The ceasefire also calls for an increase in the flow of food into the Gaza strip. During their assault on Gaza, Israel allowed in a fraction of the food that was ready to enter the Strip. In December 2024, Human Rights Watch stated that Israel was using starvation as a weapon. In the first three days after the ceasefire, though, at least 2,400 food and aid trucks entered Gaza.

However, the ceasefire is, at best, a murky arrangement as Israel continues its aggression in what is left to Palestinians in the West Bank. And considering the power held by the Israeli lobby on the American political establishment, it cannot be ruled out that Israel would find some flimsy excuse to restart their genocide against the Palestinians once all of its people have been retrieved. 

One wonders why Biden and Secretary of State Antony Blinken were not able to accomplish what Trump did even before becoming president? The simple answer is pressure.

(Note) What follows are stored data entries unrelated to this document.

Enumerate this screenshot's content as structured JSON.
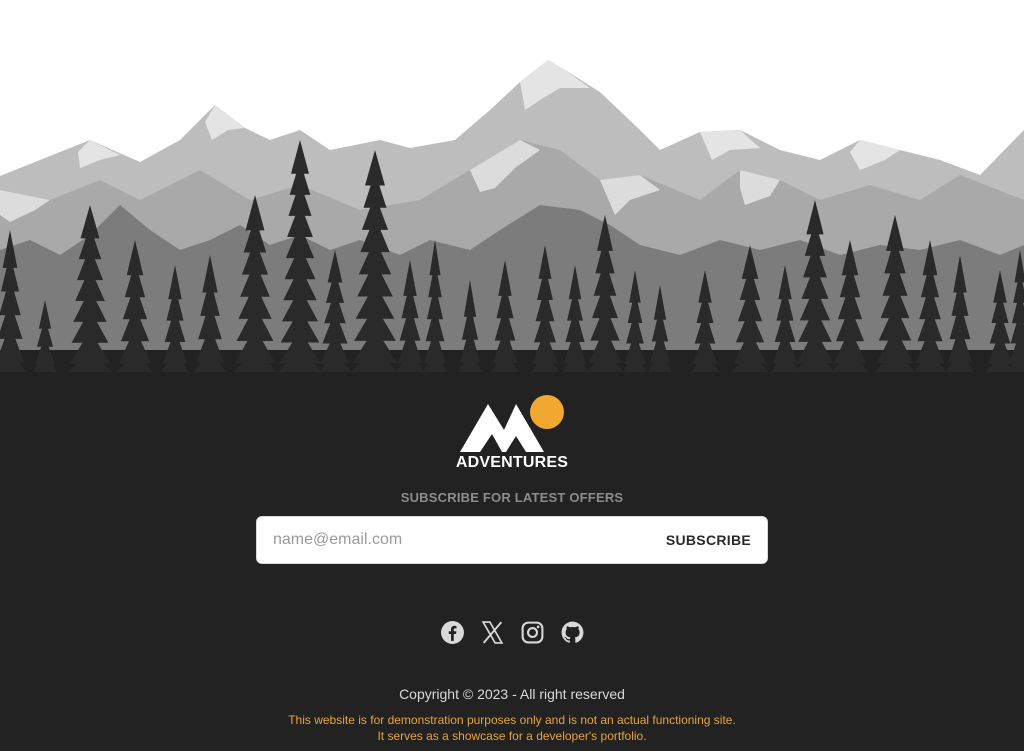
{
  "brand": {
    "name": "ADVENTURES"
  },
  "subscribe": {
    "heading": "SUBSCRIBE FOR LATEST OFFERS",
    "placeholder": "name@email.com",
    "value": "",
    "button_label": "SUBSCRIBE"
  },
  "socials": [
    {
      "name": "facebook-icon"
    },
    {
      "name": "x-icon"
    },
    {
      "name": "instagram-icon"
    },
    {
      "name": "github-icon"
    }
  ],
  "footer": {
    "copyright": "Copyright © 2023 - All right reserved",
    "disclaimer_line1": "This website is for demonstration purposes only and is not an actual functioning site.",
    "disclaimer_line2": "It serves as a showcase for a developer's portfolio."
  },
  "colors": {
    "footer_bg": "#222222",
    "accent": "#f0a830",
    "subscribe_heading": "#8c8c8c",
    "disclaimer": "#e8a33a"
  }
}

Biden refused to use America’s enormous leverage against Israel and continued sending billions in military aid to a state committing genocide until the very end of their administration. But as the left-leaning Israeli newspaper Haaretz put it succinctly, Israel only understands force. By not using political leverage while at the same time repeating the fatuous mantra of two-state solution, Biden and Blinken were really talking from both sides of their mouths. As a result, over the course of the past four years, we have seen precious little accomplished by the Biden administration to achieve any sort of peace in the Middle East.

On Jan. 15, 2025, Blinken addressed the Atlantic Council think tank, stating: “It is time to forge a new reality in the Middle East in which all people are more secure, all can realize their national aspirations, all can live in peace. Is that hard to achieve? Yes. Peace in the region has always been. Is it impossible? No. Is it necessary? Absolutely, yes.”

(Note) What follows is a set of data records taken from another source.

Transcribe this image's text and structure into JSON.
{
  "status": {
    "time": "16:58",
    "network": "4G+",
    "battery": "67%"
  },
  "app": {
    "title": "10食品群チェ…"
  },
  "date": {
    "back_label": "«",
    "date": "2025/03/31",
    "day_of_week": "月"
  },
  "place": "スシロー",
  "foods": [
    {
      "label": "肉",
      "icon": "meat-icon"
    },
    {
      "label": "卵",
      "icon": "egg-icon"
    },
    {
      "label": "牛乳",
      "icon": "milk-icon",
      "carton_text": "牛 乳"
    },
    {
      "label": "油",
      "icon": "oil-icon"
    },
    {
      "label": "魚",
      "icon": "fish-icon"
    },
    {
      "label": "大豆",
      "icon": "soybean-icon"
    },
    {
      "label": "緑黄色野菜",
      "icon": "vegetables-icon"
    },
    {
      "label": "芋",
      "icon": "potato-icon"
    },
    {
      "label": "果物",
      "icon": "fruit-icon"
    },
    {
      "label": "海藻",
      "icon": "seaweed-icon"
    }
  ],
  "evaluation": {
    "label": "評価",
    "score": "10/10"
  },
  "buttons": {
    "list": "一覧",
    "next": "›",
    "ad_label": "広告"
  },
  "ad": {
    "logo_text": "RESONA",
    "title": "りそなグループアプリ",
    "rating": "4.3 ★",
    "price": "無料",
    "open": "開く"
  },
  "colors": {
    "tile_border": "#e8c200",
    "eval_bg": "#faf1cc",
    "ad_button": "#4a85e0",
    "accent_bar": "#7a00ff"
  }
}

The ad nauseum repetition of a two-state solution has become a joke, especially coming from the former U.S. Secretary of State. More than any other person in Biden’s circle, Blinken knew that Israel would never agree to a two-state solution.

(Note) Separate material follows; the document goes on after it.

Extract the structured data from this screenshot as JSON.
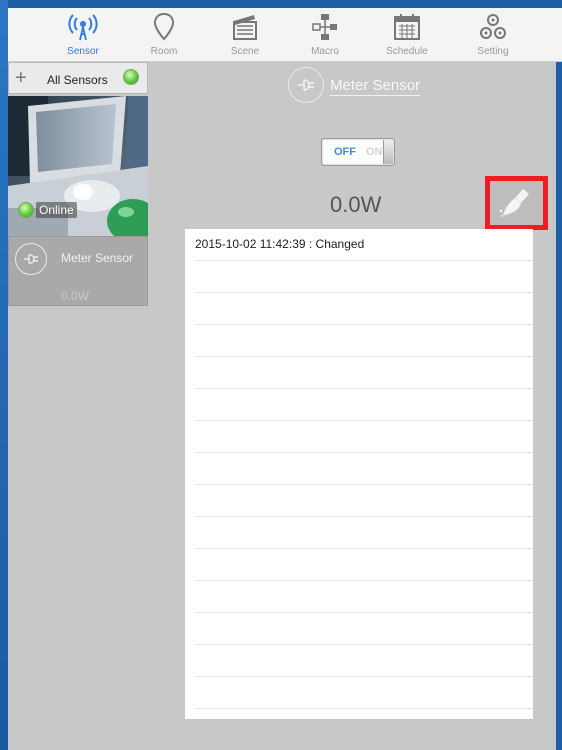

Trump injected another element into this complex equation when he suggested the idea of having Indonesia take in one million-plus Palestinians. No sooner had he made that ridiculous suggestion than he lobbed another idiotic bombshell, asking Jordan and Egypt to take refugees from Gaza. Upon finding no response, he even brought up the possibility of bringing Albania into the deal.

Trump is parroting the views of Israeli, American, British, and European right-wing politicians. They want to build Jewish settlements in Gaza by “voluntary” repatriation of Gazans to other Arab countries. In common parlance, Trump’s proposal is nothing more than ethnic cleansing.

For Palestinians it is a double whammy. First a genocide with the tacit approval of the United States and now an attempt to ethnically cleanse Gaza for good.

It is said that Arab countries have sold their honor and traditions to the interests of the United States. Following this line of thought, the Jimmy Carter engineered Camp David Accords between Israel and Egypt was the first step in this surrender. Subsequently other Arab countries – typically ruled by despots – have also given up on solidarity with Palestine mostly in exchange for American military products and/or protection. 

And now the Abraham Accords have brought most Arab countries into the United States’ sphere of interest and in turn, into Israel’s. The only notable regional hold out so far is Saudi Arabia.

Considering Trump’s propensity to retaliate against those who refuse to buckle under his dictates, it is not beyond him to issue an ultimatum to his Arab client states to either toe the line or be ready for retaliation.

That is why it is time that all Arab countries come together and devise a common strategy for the future of the Middle East that is based on their shared history and values. Only then Palestine will have a true ally in the region. 

S. Amjad Hussain, MD, FRCSC, FACS, D.Sc. honoris causa, is Emeritus Professor of Cardiothoracic surgery at the College of Medicine and Life Sciences; and Emeritus Professor of Humanities, College of Arts and Letters University of Toledo.

An earlier version was published in The Blade of Toledo, Ohio, on January 29, 2025.